A FARSA DO COMISSÁRIO - IDENTITARISMO E EMPIRISMO VULGAR
Por Alex Agra*
Alex Agra Ramos é aluno do bacharelado de Ciência Política da Universidade Federal da Bahia (UFBA), que compõe o curso de Ciências Sociais. Foi pesquisador do Programa de Estudos, Pesquisa e Formação em Políticas e Gestão da Segurança Pública (PROGESP), um dos colaboradores do livro Segurança Pública - Diagnóstico, Conflitos, Criminalidade e Tecnologia da Informação, colunista do Diário Liberdade e agora, também colunista do Acervo Crítico.

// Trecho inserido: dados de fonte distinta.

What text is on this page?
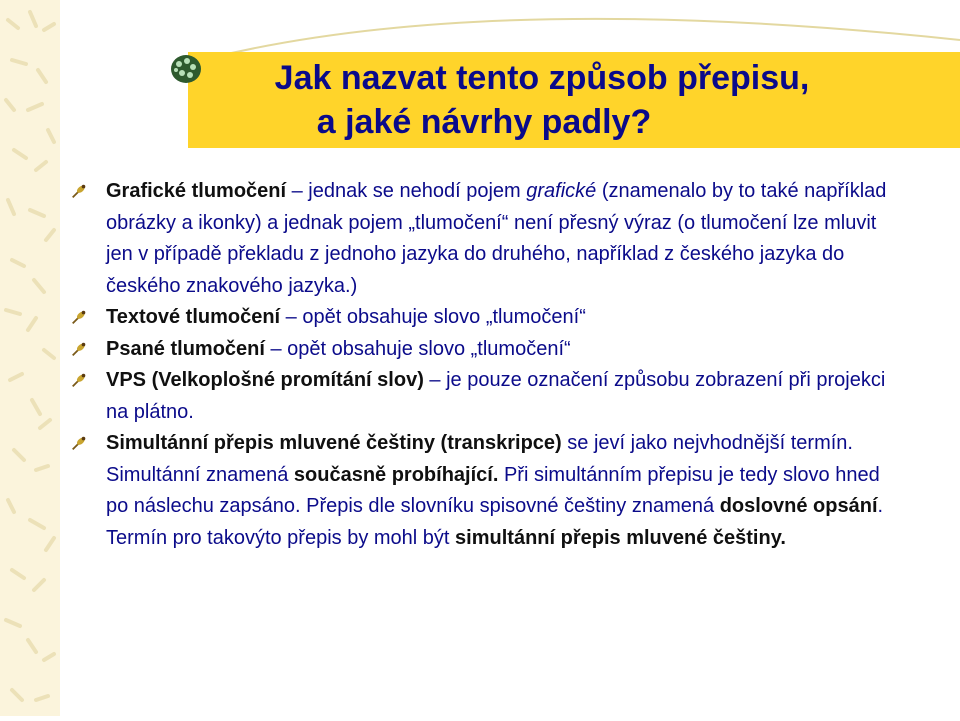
Jak nazvat tento způsob přepisu,
a jaké návrhy padly?

Grafické tlumočení – jednak se nehodí pojem grafické (znamenalo by to také například obrázky a ikonky) a jednak pojem „tlumočení“ není přesný výraz (o tlumočení lze mluvit jen v případě překladu z jednoho jazyka do druhého, například z českého jazyka do českého znakového jazyka.)

Textové tlumočení – opět obsahuje slovo „tlumočení“

Psané tlumočení – opět obsahuje slovo „tlumočení“

VPS (Velkoplošné promítání slov) – je pouze označení způsobu zobrazení při projekci na plátno.

Simultánní přepis mluvené češtiny (transkripce) se jeví jako nejvhodnější termín. Simultánní znamená současně probíhající. Při simultánním přepisu je tedy slovo hned po náslechu zapsáno. Přepis dle slovníku spisovné češtiny znamená doslovné opsání. Termín pro takovýto přepis by mohl být simultánní přepis mluvené češtiny.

Alex Agra Ramos é aluno do bacharelado de Ciência Política da Universidade Federal da Bahia (UFBA), que compõe o curso de Ciências Sociais. Foi pesquisador do Programa de Estudos, Pesquisa e Formação em Políticas e Gestão da Segurança Pública (PROGESP), um dos colaboradores do livro Segurança Pública - Diagnóstico, Conflitos, Criminalidade e Tecnologia da Informação, colunista do Diário Liberdade e agora, também colunista do Acervo Crítico.
A realidade material por
vezes nos surpreende de forma que se torna imprescindível recorrer à literatura
para poder descrevê-la da melhor forma possível. É assim que Machado de Assis,
em Ao acaso, pôde nos
proporcionar a melhor declaração possível sobre o artigo “A fraude dos
especialistas em Segurança Pública”, publicado por Aurílio Nascimento no Extra:
“Um dos defeitos mais gerais,
entre nós, é achar sério o que é ridículo, e ridículo o que é sério, pois o
tato para acertar nestas coisas é também uma virtude do povo.”
Como
qualquer leitor atento pode constatar, não há nesse texto um constrangimento em
citar nomes. Isso porque o fundamento da política é essencialmente a relação
amigo-inimigo, e precisamos ter muito claro de que lado nós estamos e quem são
nossos inimigos se desejamos entrar na disputa política. Nosso inimigo Aurílio
Nascimento, infelizmente, não nos deu a honra de declarar nominalmente quem são
seus inimigos. Não sabemos ainda se trata-se de falta de conhecimento ou de
covardia, mas talvez seja um misto de ambos os aspectos. Quando o
“especialista” Aurílio declara:
“Não é recente o aparecimento de dezenas de
especialistas, consultores e estudiosos em segurança privada e pública
opinando, sugerindo, ganhado os holofotes e muito dinheiro.”
Ora, quem
são esses especialistas? Quem produz ciência de verdade em Segurança Pública
também tem interesse em saber. Quando me refiro a quem produz ciência, falo de
Daniel Cerqueira, no Instituto de Pesquisas Econômicas Aplicadas (IPEA), dos
diversos pesquisadores que compõe hoje o Fórum Brasileiro de Segurança Pública
(FBSP), de Sergio Adorno e seus pares no Núcleo de Estudos da Violência (NEV),
do José Luiz Ratton no Núcleo de Pesquisas em Criminalidade, Violência e
Políticas Públicas de Segurança (NEPS) e de tantos outros excelentes espaços
compostos por pesquisadores no Brasil. É certo que para uma corrente da
filosofia da ciência, corrente que nós defendemos, o a verdade é uma
característica das ideias quando estas correspondem com a realidade. O critério
de verdade, no entanto, é a prática. Sabemos que os indivíduos são racionais,
isto é, capazes de apreender a realidade – e consideramos a racionalidade uma
característica de todos os seres humanos (ainda temos alguma dúvida sobre o
Aurílio depois da leitura do artigo). Em nossa perspectiva, a história se
apresenta então como uma ferramenta inexorável para a ciência porque é nela que
vamos buscar a origem e o desenvolvimento do objeto que pretendemos investigar.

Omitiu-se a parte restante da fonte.